We meet and part, he and I, the man and the youth,
The spirit and the flesh, surely we know
That the human race are but leaves, falling
From a tree.
With the seasons they bloom
And fade, and forever dust, they shall be.

What are children then but flowers,
Which bloom to youth in an afternoon,
Spring and summer, gone, in the blink of an eye
From April month through flaming June.

Listen, from Glencoe to Gaza
The children are weeping, hear, they stand as one
To condemn all war, united in this tryst,
They are keeping, from far away they march, from
Lidice and Mai Lai, Oradour and Sand Creek,
From their devastated hearths they condemn
The violation of women and the stupidity of men. Listen.

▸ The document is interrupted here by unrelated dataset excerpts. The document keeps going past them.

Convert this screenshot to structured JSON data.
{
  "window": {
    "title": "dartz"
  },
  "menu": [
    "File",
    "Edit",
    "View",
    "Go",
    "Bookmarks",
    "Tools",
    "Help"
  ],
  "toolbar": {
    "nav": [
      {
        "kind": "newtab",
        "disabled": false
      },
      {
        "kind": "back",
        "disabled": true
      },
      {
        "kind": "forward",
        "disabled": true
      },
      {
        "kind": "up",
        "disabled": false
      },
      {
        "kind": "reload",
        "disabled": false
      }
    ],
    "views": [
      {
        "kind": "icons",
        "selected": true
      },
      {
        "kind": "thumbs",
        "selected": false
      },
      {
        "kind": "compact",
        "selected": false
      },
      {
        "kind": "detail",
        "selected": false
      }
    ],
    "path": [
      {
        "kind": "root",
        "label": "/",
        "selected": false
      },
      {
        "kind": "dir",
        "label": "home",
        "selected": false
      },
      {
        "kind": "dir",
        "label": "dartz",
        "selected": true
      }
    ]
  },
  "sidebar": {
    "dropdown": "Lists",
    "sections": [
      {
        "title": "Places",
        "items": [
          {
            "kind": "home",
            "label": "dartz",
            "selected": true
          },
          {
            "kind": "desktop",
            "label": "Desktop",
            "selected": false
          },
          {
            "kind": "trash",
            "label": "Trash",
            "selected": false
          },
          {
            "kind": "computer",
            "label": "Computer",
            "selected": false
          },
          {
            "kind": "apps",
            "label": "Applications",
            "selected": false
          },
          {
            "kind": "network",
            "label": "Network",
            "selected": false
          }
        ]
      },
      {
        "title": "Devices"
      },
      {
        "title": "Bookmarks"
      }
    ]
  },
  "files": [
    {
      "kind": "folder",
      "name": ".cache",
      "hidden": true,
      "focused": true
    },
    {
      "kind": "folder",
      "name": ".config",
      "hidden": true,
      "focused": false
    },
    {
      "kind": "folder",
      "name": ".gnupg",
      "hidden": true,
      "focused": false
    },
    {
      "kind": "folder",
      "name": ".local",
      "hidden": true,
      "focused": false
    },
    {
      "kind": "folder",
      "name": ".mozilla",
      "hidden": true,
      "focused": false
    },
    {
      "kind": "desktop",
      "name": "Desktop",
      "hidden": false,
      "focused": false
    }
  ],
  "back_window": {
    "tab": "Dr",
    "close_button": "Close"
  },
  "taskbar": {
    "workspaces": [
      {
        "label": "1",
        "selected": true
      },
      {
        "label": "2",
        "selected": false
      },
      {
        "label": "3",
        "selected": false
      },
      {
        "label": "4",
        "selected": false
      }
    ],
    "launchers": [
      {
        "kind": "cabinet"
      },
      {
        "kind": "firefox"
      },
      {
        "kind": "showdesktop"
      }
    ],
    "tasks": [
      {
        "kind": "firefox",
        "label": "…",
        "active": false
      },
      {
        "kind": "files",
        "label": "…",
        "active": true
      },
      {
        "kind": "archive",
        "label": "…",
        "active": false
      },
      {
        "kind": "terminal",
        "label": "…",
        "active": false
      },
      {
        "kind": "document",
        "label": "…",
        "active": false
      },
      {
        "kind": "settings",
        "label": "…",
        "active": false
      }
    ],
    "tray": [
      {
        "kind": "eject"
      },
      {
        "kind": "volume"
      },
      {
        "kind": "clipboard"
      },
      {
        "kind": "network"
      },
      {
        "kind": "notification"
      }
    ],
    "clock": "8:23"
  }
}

One night, alone, driving down a lonely road
A ribbon of silver, in the moonlight.
Beyond, I could see the headlights of the cars
Disappear over the skyline.
A train slithered,
Like a snake by the coast and the sad lights
Of a funfair shimmered, in the blue diesel haze.
Music played softly on the late station, so lonely.
For that fleeting moment,
It was the road from Mainz,
Caught in time, alone in the darkness, it was as it
Had always been, as I thought that it would
Always be, even felt her breath upon my cheek,

So I pressed
The pedal to the floor, I could still believe that
She was waiting for me, thought of the night
As an open door, somewhere, at the end of the road,
That goes on, forever.
But the song had gone, the road was too long
And the shadow voices whispered from the tall trees,
Mad fool, poor fool, you will journey forever,
Lost In your thoughts, of going home.

Orpheus loved his woman, too, so much
He followed her, into the Underworld.
Down, he went, gathering his courage in the chill
To face the Boatman, even took her place, across
The Styx, for he knew, in the darkness
Blinded by his tears, that life without her
Was not living.
I know how he felt, because
My life, also, I would give, and all of the days
And nights still to come,
If I could spend this night, with you.
Yes, I would give them all, gladly
For just this one.

With the hour may come the man,
For people of the world, we are as one,
No better or worse than any race, we show you now
An honest face, and a humble poem for the Scottish nation, by an upstart, risen, above his station.
We are, each of us, lost in our thoughts
Of going home, our home is justice,
For all humankind, for there are no countries
Nor walls, nor wire, in that city of the mind,
No languages, nor hate nor war, a world
Where only peace reigns,
Supreme,
On that far distant shore, there is no King or Queen.